Mark Borghi

Helen Frankenthaler

Untitled

Untitled

 c. 1961/62 (SOLD)

 

Acrylic on paper

18 x 23 3/4 inches

Signed at lower right: “Frankenthaler 

 

Ex Collection
The artist
Manny Silverman Gallery, Los Angeles
Knoedler & Company
Private collection until the present

 

Exhibited:
Perspectives on the Provincetown Art Colony, Cape Cod Museum of Art, Dennis, Massachusetts, June 4-August 7, 2011.

 

Notes:
The ideal is one really beautiful wrist motion that is synchronized with our head and heart, and you have it, and therefore it looks as if it were born in a minute. —Helen Frankenthaler

Frankenthaler has always insisted on the primacy of drawing in all her work.
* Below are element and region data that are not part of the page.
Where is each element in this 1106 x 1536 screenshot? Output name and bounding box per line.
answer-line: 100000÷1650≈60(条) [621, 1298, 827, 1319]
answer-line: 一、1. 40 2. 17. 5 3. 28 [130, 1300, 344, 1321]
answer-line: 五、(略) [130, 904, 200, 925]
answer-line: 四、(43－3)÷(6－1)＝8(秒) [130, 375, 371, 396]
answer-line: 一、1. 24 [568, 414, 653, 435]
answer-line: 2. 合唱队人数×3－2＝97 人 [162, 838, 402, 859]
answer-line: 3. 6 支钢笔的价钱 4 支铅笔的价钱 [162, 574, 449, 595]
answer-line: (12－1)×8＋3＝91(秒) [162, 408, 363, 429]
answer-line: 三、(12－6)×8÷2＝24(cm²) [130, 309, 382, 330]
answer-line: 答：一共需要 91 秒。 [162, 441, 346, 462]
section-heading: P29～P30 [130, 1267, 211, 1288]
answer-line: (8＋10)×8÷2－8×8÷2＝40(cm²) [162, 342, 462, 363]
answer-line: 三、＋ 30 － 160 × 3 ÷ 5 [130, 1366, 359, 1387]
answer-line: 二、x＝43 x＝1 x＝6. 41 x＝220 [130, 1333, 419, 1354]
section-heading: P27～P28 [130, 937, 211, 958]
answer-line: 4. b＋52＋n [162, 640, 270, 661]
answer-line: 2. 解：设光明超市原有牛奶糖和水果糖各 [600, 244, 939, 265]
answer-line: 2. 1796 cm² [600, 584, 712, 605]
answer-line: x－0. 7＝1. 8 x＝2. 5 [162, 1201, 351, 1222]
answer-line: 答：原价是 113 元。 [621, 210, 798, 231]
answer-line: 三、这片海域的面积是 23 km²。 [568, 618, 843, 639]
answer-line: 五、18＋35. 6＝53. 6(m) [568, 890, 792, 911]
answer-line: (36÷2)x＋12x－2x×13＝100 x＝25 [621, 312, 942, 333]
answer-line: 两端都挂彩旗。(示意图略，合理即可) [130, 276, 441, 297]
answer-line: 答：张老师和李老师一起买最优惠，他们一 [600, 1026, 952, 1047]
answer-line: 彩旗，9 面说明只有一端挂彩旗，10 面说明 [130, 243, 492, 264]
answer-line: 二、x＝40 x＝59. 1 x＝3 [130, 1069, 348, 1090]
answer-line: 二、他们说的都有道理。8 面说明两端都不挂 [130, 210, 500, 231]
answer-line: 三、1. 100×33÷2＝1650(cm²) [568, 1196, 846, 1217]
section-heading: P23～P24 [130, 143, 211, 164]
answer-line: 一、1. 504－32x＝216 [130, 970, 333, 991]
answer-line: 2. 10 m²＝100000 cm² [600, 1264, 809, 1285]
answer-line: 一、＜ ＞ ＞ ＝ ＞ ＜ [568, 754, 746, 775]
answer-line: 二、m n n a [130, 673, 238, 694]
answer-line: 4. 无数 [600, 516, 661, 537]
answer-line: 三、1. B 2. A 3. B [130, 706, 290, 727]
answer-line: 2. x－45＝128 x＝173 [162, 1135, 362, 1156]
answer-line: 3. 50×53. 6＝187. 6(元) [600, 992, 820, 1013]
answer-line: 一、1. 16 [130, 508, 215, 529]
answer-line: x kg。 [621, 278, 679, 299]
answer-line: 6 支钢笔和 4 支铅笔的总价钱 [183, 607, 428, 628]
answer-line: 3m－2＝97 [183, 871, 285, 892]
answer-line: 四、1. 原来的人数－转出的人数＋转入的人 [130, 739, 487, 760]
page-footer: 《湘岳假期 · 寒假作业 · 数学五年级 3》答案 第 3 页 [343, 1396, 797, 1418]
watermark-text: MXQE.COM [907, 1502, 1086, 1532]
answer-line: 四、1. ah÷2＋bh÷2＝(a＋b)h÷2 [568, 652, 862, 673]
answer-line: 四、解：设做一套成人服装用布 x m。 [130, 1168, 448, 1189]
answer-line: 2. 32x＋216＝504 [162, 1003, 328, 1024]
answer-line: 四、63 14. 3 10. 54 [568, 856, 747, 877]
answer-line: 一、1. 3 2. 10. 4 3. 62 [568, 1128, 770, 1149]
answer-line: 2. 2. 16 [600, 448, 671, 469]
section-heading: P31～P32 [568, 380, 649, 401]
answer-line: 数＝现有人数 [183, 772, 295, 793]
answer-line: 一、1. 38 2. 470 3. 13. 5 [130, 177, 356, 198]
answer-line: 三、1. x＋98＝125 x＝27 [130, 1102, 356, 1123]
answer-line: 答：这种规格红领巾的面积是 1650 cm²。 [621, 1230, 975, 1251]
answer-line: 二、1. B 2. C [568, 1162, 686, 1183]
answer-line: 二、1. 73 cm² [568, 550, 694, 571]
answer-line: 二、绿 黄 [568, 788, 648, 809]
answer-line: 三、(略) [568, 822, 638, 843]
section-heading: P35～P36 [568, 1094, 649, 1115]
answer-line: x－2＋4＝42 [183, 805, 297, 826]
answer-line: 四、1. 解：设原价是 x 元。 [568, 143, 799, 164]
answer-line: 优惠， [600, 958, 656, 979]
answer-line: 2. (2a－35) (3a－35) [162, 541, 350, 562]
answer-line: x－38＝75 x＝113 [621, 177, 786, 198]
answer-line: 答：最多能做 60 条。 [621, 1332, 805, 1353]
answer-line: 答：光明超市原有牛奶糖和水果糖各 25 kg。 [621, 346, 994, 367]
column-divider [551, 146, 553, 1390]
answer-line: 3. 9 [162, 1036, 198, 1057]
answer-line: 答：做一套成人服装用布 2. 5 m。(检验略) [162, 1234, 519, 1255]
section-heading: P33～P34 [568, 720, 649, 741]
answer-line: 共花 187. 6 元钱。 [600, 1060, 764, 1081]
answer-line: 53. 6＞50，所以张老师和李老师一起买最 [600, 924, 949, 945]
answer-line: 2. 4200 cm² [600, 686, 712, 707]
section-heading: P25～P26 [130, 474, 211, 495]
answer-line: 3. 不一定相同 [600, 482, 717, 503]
The sheer number and range of her works on paper are noteworthy—ink and crayon drawings, watercolors, gouaches, oils, acrylics, pastels, and even some collages—yet there is a special, personal character to each of these pictures. It has something to do with their small scale (relative to her larger canvases) and something to do with the sense of freedom paper engenders. The works on paper appear to be more immediate than her canvases and possibly to demonstrate her thinking with special directness. They constitute an intimate record of her evolution that parallels and sometimes even anticipates the development of her large-scale canvases. The works on paper of the early 1960s are primarily about the act of painting or drawing—the response of the artist’s hand, the absorptiveness or resistance of a surface, the stutter of a dry brush or the sweep of a loaded one. The smaller scale of her paper works allowed—or prompted—her to emphasize the more delicate hand-and-wrist gestures of linear drawing. Perhaps the most striking aspects of Frankenthaler’s works on paper of the early 1960s are their assertiveness and economy. More than ever, she appears to trust the visual strength of the unique, powerful gesture. Each configuration declares itself as independent, unpremeditated, and significant. Calligraphic drawing stands out against a white or neutral ground, while clear, saturated color emphasizes the economical, graphic quality of the image. She appears to have invented, or claimed, a vocabulary of recurring motifs—poised squares, floating pats and balls of color, arching lines, loops, and splatters, are all made to take their places as protagonists in private dramas.